We are currently migrating from google analytics (Mobile Data) to firebase.
The data in firebase is being streamed to BigData, and we use the following query to work out the session durations.
When I run a report on those sessions, the average session duration reported via firebase is about 4 times less than the average session duration reported by Google analytics.
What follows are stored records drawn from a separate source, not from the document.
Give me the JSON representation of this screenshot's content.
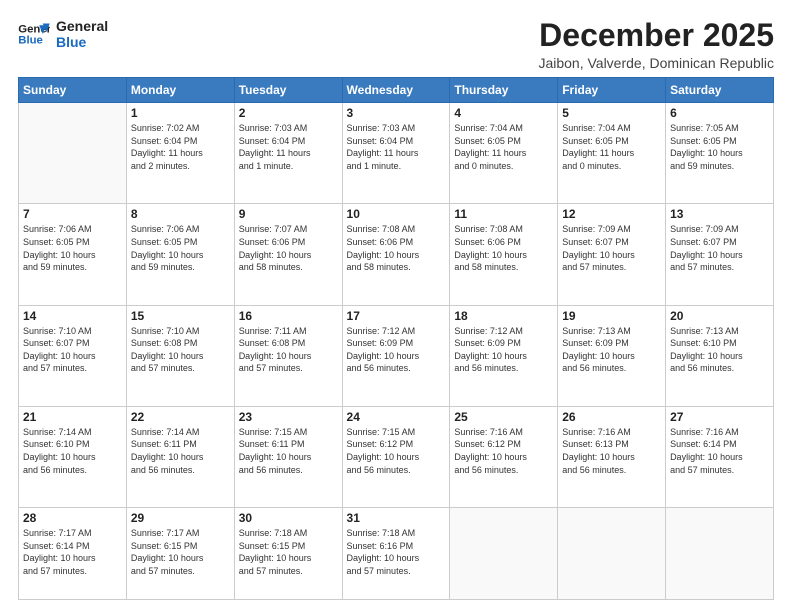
{
  "header": {
    "logo_line1": "General",
    "logo_line2": "Blue",
    "title": "December 2025",
    "location": "Jaibon, Valverde, Dominican Republic"
  },
  "weekdays": [
    "Sunday",
    "Monday",
    "Tuesday",
    "Wednesday",
    "Thursday",
    "Friday",
    "Saturday"
  ],
  "weeks": [
    [
      {
        "day": "",
        "text": ""
      },
      {
        "day": "1",
        "text": "Sunrise: 7:02 AM\nSunset: 6:04 PM\nDaylight: 11 hours\nand 2 minutes."
      },
      {
        "day": "2",
        "text": "Sunrise: 7:03 AM\nSunset: 6:04 PM\nDaylight: 11 hours\nand 1 minute."
      },
      {
        "day": "3",
        "text": "Sunrise: 7:03 AM\nSunset: 6:04 PM\nDaylight: 11 hours\nand 1 minute."
      },
      {
        "day": "4",
        "text": "Sunrise: 7:04 AM\nSunset: 6:05 PM\nDaylight: 11 hours\nand 0 minutes."
      },
      {
        "day": "5",
        "text": "Sunrise: 7:04 AM\nSunset: 6:05 PM\nDaylight: 11 hours\nand 0 minutes."
      },
      {
        "day": "6",
        "text": "Sunrise: 7:05 AM\nSunset: 6:05 PM\nDaylight: 10 hours\nand 59 minutes."
      }
    ],
    [
      {
        "day": "7",
        "text": "Sunrise: 7:06 AM\nSunset: 6:05 PM\nDaylight: 10 hours\nand 59 minutes."
      },
      {
        "day": "8",
        "text": "Sunrise: 7:06 AM\nSunset: 6:05 PM\nDaylight: 10 hours\nand 59 minutes."
      },
      {
        "day": "9",
        "text": "Sunrise: 7:07 AM\nSunset: 6:06 PM\nDaylight: 10 hours\nand 58 minutes."
      },
      {
        "day": "10",
        "text": "Sunrise: 7:08 AM\nSunset: 6:06 PM\nDaylight: 10 hours\nand 58 minutes."
      },
      {
        "day": "11",
        "text": "Sunrise: 7:08 AM\nSunset: 6:06 PM\nDaylight: 10 hours\nand 58 minutes."
      },
      {
        "day": "12",
        "text": "Sunrise: 7:09 AM\nSunset: 6:07 PM\nDaylight: 10 hours\nand 57 minutes."
      },
      {
        "day": "13",
        "text": "Sunrise: 7:09 AM\nSunset: 6:07 PM\nDaylight: 10 hours\nand 57 minutes."
      }
    ],
    [
      {
        "day": "14",
        "text": "Sunrise: 7:10 AM\nSunset: 6:07 PM\nDaylight: 10 hours\nand 57 minutes."
      },
      {
        "day": "15",
        "text": "Sunrise: 7:10 AM\nSunset: 6:08 PM\nDaylight: 10 hours\nand 57 minutes."
      },
      {
        "day": "16",
        "text": "Sunrise: 7:11 AM\nSunset: 6:08 PM\nDaylight: 10 hours\nand 57 minutes."
      },
      {
        "day": "17",
        "text": "Sunrise: 7:12 AM\nSunset: 6:09 PM\nDaylight: 10 hours\nand 56 minutes."
      },
      {
        "day": "18",
        "text": "Sunrise: 7:12 AM\nSunset: 6:09 PM\nDaylight: 10 hours\nand 56 minutes."
      },
      {
        "day": "19",
        "text": "Sunrise: 7:13 AM\nSunset: 6:09 PM\nDaylight: 10 hours\nand 56 minutes."
      },
      {
        "day": "20",
        "text": "Sunrise: 7:13 AM\nSunset: 6:10 PM\nDaylight: 10 hours\nand 56 minutes."
      }
    ],
    [
      {
        "day": "21",
        "text": "Sunrise: 7:14 AM\nSunset: 6:10 PM\nDaylight: 10 hours\nand 56 minutes."
      },
      {
        "day": "22",
        "text": "Sunrise: 7:14 AM\nSunset: 6:11 PM\nDaylight: 10 hours\nand 56 minutes."
      },
      {
        "day": "23",
        "text": "Sunrise: 7:15 AM\nSunset: 6:11 PM\nDaylight: 10 hours\nand 56 minutes."
      },
      {
        "day": "24",
        "text": "Sunrise: 7:15 AM\nSunset: 6:12 PM\nDaylight: 10 hours\nand 56 minutes."
      },
      {
        "day": "25",
        "text": "Sunrise: 7:16 AM\nSunset: 6:12 PM\nDaylight: 10 hours\nand 56 minutes."
      },
      {
        "day": "26",
        "text": "Sunrise: 7:16 AM\nSunset: 6:13 PM\nDaylight: 10 hours\nand 56 minutes."
      },
      {
        "day": "27",
        "text": "Sunrise: 7:16 AM\nSunset: 6:14 PM\nDaylight: 10 hours\nand 57 minutes."
      }
    ],
    [
      {
        "day": "28",
        "text": "Sunrise: 7:17 AM\nSunset: 6:14 PM\nDaylight: 10 hours\nand 57 minutes."
      },
      {
        "day": "29",
        "text": "Sunrise: 7:17 AM\nSunset: 6:15 PM\nDaylight: 10 hours\nand 57 minutes."
      },
      {
        "day": "30",
        "text": "Sunrise: 7:18 AM\nSunset: 6:15 PM\nDaylight: 10 hours\nand 57 minutes."
      },
      {
        "day": "31",
        "text": "Sunrise: 7:18 AM\nSunset: 6:16 PM\nDaylight: 10 hours\nand 57 minutes."
      },
      {
        "day": "",
        "text": ""
      },
      {
        "day": "",
        "text": ""
      },
      {
        "day": "",
        "text": ""
      }
    ]
  ]
}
I have the same problem across various devices (android, ios), and send the same custom events, at the same time, to both google analytics and firebase
using session_start event or unnest user_properties and use directly ga_session_number instead give the same results.
with timeline as
(
select
geo.city as geo_city
,device.operating_system as device_category
, user_pseudo_id
, event_name
, event_timestamp
, lag(event_timestamp, 1) over (partition by user_pseudo_id order by event_timestamp) as prev_event_timestamp
from
`projid.analytics_xxx.events_*`
)
, session_timeline as
(
select
event_name
, geo_city
, device_category
, user_pseudo_id
, event_timestamp
, prev_event_timestamp
, case
when
event_timestamp - prev_event_timestamp >= (30*60*1000*1000)
or
prev_event_timestamp is null
then 1
else 0
end as is_new_session_flag
from
timeline
)
, marked_sessions as
(
select
device_category
, geo_city
, user_pseudo_id
, event_timestamp
, prev_event_timestamp
, sum(is_new_session_flag) over (partition by user_pseudo_id order by event_timestamp) AS user_session_id
, min(prev_event_timestamp) over (partition by user_pseudo_id order by event_timestamp) AS first_prev_event_timestamp
from session_timeline
)
, measured_sessions as
(
select
device_category
, geo_city
, user_pseudo_id
, user_session_id
, FORMAT_TIMESTAMP("%F", TIMESTAMP_MICROS(first_prev_event_timestamp)) as first_time_date
, FORMAT_TIMESTAMP("%F", TIMESTAMP_MICROS(min(event_timestamp))) as date
, round((max(event_timestamp) - min(event_timestamp))/ (1000 * 1000), 2) as session_duration_seconds
, round((max(event_timestamp) - min(event_timestamp))/ (1000 * 1000 * 60), 2) as session_duration_minutes
, round((max(event_timestamp) - min(event_timestamp))/ (1000 * 1000 * 60 * 60), 2) as session_duration_hours
from
marked_sessions
group by
user_pseudo_id
, user_session_id
, device_category
, geo_city
, first_prev_event_timestamp
having
-- let's count only sessions longer than 10 seconds
session_duration_seconds >= 10
)
select
*
from
measured_sessions
order by date desc, user_pseudo_id desc, user_session_id desc
not only the average session length differs significantly, but even the session count is way off the mark.